The plan, tailored to suit my needs, was formed on the concept of German Volume Training. Here I would complete 10 sets of 10 repetitions on dumbbell press, lateral raises, press ups, deadlifts, pull ups barbell bicep curls, incline bar skull crushers and squats with a whole host of other disciplines thrown in there for good measure.
“We started off with the heavy lifting, the German Volume Training, which in my opinion, when people start out, even if they think they’re lean, they need to initially lose body fat to gain lean muscle mass,” Evan said.
“Heavy weights and high reps will shock the central nervous system but it will also rest your fast switch muscle fibres, your strength fibre, and that’s why we moved on to the heavier weights afterwards to see how much strength you had gained.
“The two go hand in hand. The training plan changed more than the diet through specific things such as injuries because we didn’t know how far you could push your legs, if pull ups suited you.
“It’s tailored for the individual. The two work, it’s proven to work and that’s why I put the two together. There’s not much depth to it, it’s just something that I’ve seen work.”
And this is where the magic happens. This is the point where it’s beneficial to have a tutor alongside you. It really is advantageous, trust me.
While they’ll use their Jedi mind tricks to help you squeeze that extra few reps out, they’ll also help you to control your movements to achieve the optimum results.
This is the biomechanical side of fitness, the smaller details of working out that make a considerable difference.
“The little details are as important as the lifting itself,” said Evan. “I’m there to assist with the biomechanics. It’s all technique. It’s okay lifting a very heavy weight but if you’re not lifting it to a certain rep range, if your mobility is poor, your essentially only getting half the muscle fibres engaged during the lift.
“The biomechanics help flex the muscles a lot more and ensure that the correct ones are engaged. Even trainers need trainers. When you’re tiring, technique can go out of the window. It’s then we’ll tell you to drop the weight and concentrate more on form.
“It’s a fine balance between the weight that you’re lifting and the way that you’re lifting it. It’s really important so the science behind it is crucial.”
After nine weeks of discipline and dedication the results spoke for themselves. I was leaner, fuller and more muscular. It was, undoubtedly, the best shape that I’d ever been in.

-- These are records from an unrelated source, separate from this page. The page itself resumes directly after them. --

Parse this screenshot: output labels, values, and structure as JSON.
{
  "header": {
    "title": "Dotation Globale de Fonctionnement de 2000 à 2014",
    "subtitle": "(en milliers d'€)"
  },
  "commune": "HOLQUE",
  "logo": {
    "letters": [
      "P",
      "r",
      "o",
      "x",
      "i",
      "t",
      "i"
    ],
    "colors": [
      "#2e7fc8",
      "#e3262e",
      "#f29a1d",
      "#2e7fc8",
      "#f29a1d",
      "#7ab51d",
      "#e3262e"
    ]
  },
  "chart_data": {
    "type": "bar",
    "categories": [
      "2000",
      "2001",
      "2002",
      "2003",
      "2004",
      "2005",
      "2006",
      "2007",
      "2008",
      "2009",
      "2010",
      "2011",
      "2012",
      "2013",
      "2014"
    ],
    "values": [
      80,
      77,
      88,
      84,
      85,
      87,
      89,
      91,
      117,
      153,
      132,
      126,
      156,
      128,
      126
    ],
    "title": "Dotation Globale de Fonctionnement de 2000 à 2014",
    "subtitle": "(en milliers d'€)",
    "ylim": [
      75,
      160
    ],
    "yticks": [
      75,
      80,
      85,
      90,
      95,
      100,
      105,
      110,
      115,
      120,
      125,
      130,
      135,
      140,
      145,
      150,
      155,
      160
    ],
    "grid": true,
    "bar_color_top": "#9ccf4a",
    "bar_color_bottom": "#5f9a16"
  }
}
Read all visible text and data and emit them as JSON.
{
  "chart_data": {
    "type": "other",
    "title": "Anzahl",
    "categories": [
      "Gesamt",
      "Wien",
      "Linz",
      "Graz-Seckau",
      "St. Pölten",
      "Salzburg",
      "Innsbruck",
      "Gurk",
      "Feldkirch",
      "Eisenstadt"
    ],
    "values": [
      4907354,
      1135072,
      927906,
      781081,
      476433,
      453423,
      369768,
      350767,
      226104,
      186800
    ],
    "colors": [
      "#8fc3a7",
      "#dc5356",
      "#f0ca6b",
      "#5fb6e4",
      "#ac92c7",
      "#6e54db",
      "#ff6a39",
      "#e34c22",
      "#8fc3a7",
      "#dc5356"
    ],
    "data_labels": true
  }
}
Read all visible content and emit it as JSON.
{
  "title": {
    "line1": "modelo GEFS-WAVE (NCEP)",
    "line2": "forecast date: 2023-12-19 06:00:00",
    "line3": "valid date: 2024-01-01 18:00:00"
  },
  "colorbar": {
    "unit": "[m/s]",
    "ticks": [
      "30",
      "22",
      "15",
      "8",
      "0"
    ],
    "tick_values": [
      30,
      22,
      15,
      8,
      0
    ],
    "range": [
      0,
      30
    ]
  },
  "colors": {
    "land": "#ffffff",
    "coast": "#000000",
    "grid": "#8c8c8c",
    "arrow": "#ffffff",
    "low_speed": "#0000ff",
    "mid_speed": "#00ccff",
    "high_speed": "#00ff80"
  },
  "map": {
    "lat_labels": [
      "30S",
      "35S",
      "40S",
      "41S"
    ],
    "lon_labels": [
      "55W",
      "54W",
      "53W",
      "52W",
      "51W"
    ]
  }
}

“For nine weeks it’s amazing,” said Evan.
“You adapted to the training plan pretty well and followed it pretty much to a tee. Results like that are around the norm if you stick to the plan. Your results aren’t just average, they’re amazing.
“You were fairly lean, you didn’t hit 10% because we were limited to time, but your abs were visible and you were touching 12%. You lost around three per cent body fat throughout the process. You can see the difference.
“Your sugar sights dramatically dropped down and you gained a lot of muscle. The food that you had has been feeding you for the gym. You’ve got no muscle wastage so it’s been fuelling your muscle.
“You’re a lot fuller, that’s from when we started putting carbs in to your diet towards the end. It filled you out. You’re muscles were showing a lot more.” Evan added: “The client has to make a decision for themselves. They have to be 100% ready for us to get started. A 70% commitment is only going to get you 70% results. As long as the trainer and the client have an understanding about lifestyles it works a lot more. It helps with the progression.
“It’s all about team work and the support network that we offer. They’ll get the result. At the end of the day they can not fail if they don’t give up. We worked together and it worked fantastically. The results speak for themselves.
“If you don’t quit you can always win. If you don’t give up you can not fail.”